Además de lo expuesto, Vilde Frang cumplimentó con brillantez las exigencias técnicas y virtuosísticas presentes en toda la composición, pero particularmente reclamadas en el amplísimo tercer movimiento, agotador para el violinista que ya llega al mismo “castigado” por los dos anteriores.
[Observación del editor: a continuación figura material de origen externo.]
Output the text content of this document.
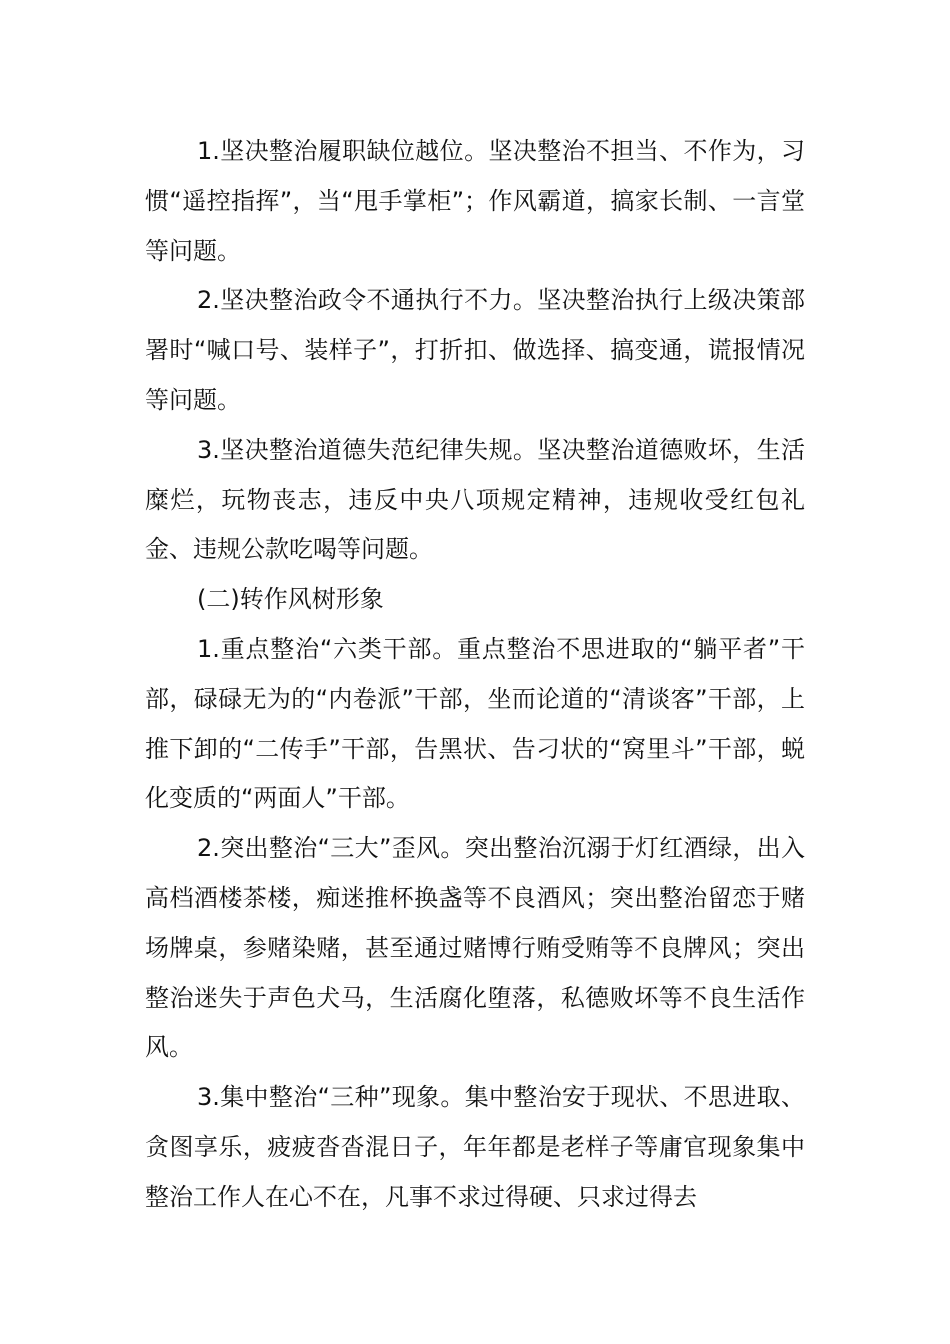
1.坚决整治履职缺位越位。坚决整治不担当、不作为，习惯“遥控指挥”，当“甩手掌柜”；作风霸道，搞家长制、一言堂等问题。

2.坚决整治政令不通执行不力。坚决整治执行上级决策部署时“喊口号、装样子”，打折扣、做选择、搞变通，谎报情况等问题。

3.坚决整治道德失范纪律失规。坚决整治道德败坏，生活糜烂，玩物丧志，违反中央八项规定精神，违规收受红包礼金、违规公款吃喝等问题。

(二)转作风树形象

1.重点整治“六类干部。重点整治不思进取的“躺平者”干部，碌碌无为的“内卷派”干部，坐而论道的“清谈客”干部，上推下卸的“二传手”干部，告黑状、告刁状的“窝里斗”干部，蜕化变质的“两面人”干部。

2.突出整治“三大”歪风。突出整治沉溺于灯红酒绿，出入高档酒楼茶楼，痴迷推杯换盏等不良酒风；突出整治留恋于赌场牌桌，参赌染赌，甚至通过赌博行贿受贿等不良牌风；突出整治迷失于声色犬马，生活腐化堕落，私德败坏等不良生活作风。

3.集中整治“三种”现象。集中整治安于现状、不思进取、贪图享乐，疲疲沓沓混日子，年年都是老样子等庸官现象集中整治工作人在心不在，凡事不求过得硬、只求过得去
No fue el caso de Frang, pues la violinista noruega acreditó sólida resistencia y desgranó sin artificios ni alaracas, pero con una innegable brillantez consecuencia, en este caso, de la seriedad y rigor que le caracterizan –jamás de un vacuo exhibicionismo- los pasajes vertiginosos, los trinos, las dobles cuerdas y esa cadenza situada en el último movimiento, uno diría «por si aún está vivo el violinista». Vilde Frang demostró, que mediante la exquisitez del fraseo, mediante el refinamiento, en definitiva, desde las supremas belleza, nobleza y rigurosa musicalidad combinadas con la tersura y pureza del sonido, también se pueden alcanzan las cotas expresivas que exige el concierto de Elgar. Buen acompañamiento de David Afkham y la orquesta Nacional, ya desde la brillante exposición de la larga introducción orquestal y en el que destacó el impecable acoplamiento y colaboración con la solista. Quizás faltó algo de embeleso, de efusión lírica en el segundo movimiento. Vítores y ovaciones para Vilde Frang que no ofreció propina alguna y se entiende dada la longitud y enjundia del concierto interpretado. No hizo falta.
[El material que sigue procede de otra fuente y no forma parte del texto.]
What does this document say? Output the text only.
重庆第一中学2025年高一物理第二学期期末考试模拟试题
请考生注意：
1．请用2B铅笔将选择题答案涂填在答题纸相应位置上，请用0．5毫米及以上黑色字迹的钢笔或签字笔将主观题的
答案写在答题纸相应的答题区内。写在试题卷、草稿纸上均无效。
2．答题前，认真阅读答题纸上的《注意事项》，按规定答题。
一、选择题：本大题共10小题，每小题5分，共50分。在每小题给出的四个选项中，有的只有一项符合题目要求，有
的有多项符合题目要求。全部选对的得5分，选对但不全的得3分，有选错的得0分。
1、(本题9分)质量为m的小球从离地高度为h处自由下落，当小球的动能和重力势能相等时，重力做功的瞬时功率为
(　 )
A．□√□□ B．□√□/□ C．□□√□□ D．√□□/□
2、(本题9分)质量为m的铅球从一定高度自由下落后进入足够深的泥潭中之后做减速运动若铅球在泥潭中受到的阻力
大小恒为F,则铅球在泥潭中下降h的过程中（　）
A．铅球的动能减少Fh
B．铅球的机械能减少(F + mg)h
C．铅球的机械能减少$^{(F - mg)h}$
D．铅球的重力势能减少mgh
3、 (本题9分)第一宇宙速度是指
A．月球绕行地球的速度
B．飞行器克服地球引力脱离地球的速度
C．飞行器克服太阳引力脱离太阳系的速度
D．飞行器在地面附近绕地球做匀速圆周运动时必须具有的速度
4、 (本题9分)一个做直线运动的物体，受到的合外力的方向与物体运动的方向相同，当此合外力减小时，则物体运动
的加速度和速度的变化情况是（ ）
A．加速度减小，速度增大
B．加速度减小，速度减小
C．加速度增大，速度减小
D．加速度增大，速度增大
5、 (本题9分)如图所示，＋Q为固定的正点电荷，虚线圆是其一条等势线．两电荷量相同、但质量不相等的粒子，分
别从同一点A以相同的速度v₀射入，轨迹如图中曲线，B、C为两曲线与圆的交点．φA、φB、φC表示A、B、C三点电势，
Robert Schumann concibió su Tercera sinfonía durante su estancia en Düsseldorf –ciudad donde se estrenó el 6 de febrero de 1851 dirigida por su autor- como director de música. Las tierras del Rhin, sus sonidos y evocadores paisajes, están presentes en esta Sinfonía, llamada precisamente «Renana» desde su publicación por parte del editor Friedrich Simrock, y a la que su aparente cáracter programático y estructura en cinco movimientos emparentan con la «Pastoral» de Beethoven.
Afkham expuso el primer movimiento con la apropiada brillantez y energía, desgranando las inspiradas melodías con claridad y equilibrio, aunque se echó en falta una articulación más nítida y flexible, así como una mayor diferenciación de planos orquestales. Muy seguras trompas y trompetas, sonido compacto y terso el de la cuerda, que delineó el apropiado aire danzable del Ländler y unas maderas radiantes, de fraseo bien calibrado, que se lucieron particularmente en el tercer movimiento. En el cuarto llegó el turno de los trombones y el apropiado tono solemne y majestuoso de este capítulo, que confiere otra dimensión a la partitura y contrasta con el resto, aunque la batuta de Afkham no terminó de subrayar ese contraste. Movimiento final exultante, brillante y triunfal a cargo de orquesta y batuta que provocó las ovaciones del público.
Una brillante interpretación, con una orquesta nacional a gran nivel, consciente del gran momento por el que pasa, entregada a su titular y segura de sí misma. Faltó, eso sí, un punto de fantasía, de matices, así como de sentido del pathos, que se sintiera con mayor fuerza ese acendrado latido romántico propio del compositor de Zwickau.